I have a frustrating issue with a site hosted on Wordpress. Every now and again - and seemingly at random - I will get a message saying "Resource Limit Is Reached - The website is temporarily unable to service your request as it exceeded resource limit. Please try again later" when I try and visit my site or dashboard.
My hosting company identified the problem as being excessive requests for the file 'xmlrpc.php' (over a quarter of a million a day from some IPs). A bit of Googling
reveals that it's some kind of attempted hack and the file in question is usually used by Wordpress for remote access via apps, etc. In their words: "After some digging around, it seems that the xmlrpc.php file is only utilised by the remote post feature in WordPress such as sending e-mails / text messages and having WordPress automatically post these as new posts."

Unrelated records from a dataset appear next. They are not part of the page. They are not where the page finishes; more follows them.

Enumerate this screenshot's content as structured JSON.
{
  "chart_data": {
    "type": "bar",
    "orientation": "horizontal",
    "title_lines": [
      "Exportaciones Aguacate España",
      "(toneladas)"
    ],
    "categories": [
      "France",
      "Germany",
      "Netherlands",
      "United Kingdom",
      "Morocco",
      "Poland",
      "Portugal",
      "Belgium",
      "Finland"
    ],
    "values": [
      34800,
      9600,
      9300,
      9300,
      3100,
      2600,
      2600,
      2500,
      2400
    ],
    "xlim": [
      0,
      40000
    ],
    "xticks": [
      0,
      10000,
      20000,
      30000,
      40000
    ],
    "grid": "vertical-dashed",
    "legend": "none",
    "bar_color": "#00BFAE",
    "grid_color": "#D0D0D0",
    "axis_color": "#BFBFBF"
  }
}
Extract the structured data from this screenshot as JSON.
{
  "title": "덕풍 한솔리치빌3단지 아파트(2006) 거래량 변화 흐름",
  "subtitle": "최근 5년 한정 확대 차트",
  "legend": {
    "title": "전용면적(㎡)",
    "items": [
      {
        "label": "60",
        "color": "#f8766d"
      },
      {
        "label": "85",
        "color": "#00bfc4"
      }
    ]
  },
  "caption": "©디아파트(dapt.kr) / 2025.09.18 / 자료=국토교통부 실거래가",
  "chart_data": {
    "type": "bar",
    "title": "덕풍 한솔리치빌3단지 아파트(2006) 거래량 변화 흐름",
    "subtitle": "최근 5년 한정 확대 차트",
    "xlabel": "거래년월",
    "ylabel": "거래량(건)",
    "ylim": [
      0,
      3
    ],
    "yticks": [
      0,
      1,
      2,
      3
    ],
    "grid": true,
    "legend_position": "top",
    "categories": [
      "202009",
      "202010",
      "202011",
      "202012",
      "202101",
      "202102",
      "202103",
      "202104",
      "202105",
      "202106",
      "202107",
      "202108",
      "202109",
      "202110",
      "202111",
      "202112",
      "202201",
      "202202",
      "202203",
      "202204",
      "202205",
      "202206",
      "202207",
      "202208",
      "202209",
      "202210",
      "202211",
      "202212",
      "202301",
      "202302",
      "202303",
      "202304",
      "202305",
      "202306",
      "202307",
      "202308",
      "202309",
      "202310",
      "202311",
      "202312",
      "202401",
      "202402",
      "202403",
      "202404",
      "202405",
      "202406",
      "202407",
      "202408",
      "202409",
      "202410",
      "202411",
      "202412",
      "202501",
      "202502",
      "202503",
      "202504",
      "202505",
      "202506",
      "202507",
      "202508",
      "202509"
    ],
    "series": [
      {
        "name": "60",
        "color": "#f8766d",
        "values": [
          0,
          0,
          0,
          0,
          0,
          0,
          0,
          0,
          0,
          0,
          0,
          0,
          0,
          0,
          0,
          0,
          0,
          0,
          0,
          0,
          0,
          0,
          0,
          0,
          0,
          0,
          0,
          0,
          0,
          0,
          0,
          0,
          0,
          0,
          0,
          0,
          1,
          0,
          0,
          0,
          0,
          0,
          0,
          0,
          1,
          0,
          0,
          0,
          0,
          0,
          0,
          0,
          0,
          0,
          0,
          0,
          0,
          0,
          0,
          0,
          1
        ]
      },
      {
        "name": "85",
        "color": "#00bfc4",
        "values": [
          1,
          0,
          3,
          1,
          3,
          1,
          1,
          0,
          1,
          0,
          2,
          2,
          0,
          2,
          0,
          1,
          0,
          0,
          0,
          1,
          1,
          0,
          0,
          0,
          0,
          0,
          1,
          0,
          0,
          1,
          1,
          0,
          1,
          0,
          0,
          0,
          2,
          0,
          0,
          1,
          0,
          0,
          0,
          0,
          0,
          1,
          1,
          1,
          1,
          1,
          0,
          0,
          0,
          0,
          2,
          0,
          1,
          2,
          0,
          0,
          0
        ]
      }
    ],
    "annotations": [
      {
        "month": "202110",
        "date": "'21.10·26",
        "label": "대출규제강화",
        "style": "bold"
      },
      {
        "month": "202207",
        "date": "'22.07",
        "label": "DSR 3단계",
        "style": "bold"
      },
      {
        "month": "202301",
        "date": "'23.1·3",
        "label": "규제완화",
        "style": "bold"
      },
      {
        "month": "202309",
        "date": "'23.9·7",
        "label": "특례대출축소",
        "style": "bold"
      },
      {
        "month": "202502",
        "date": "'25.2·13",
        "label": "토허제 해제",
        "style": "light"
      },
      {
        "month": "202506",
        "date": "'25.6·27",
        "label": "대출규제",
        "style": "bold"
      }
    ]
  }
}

It's already slightly beyond my technical comprehension, but they kindly blocked the IPs in question. Of course, the problem returned a couple of times. I installed a plugin
and renamed the file in question and as was well for a weeks. Until this evening.
Has anyone else encountered this problem? My tech guy also said "Alternatively, it looks as though all of these SPAM "bots" are utilising MSIE 7.0 as their useragent, you could also look at blocking this within your .htaccess although this would prove ineffective if they changed this / used another user agent. It would also block any legitimate users using Internet Explorer 7.0 as their browser which whilst it's 4 versions out of date, no date some people are still using it." How do I do that?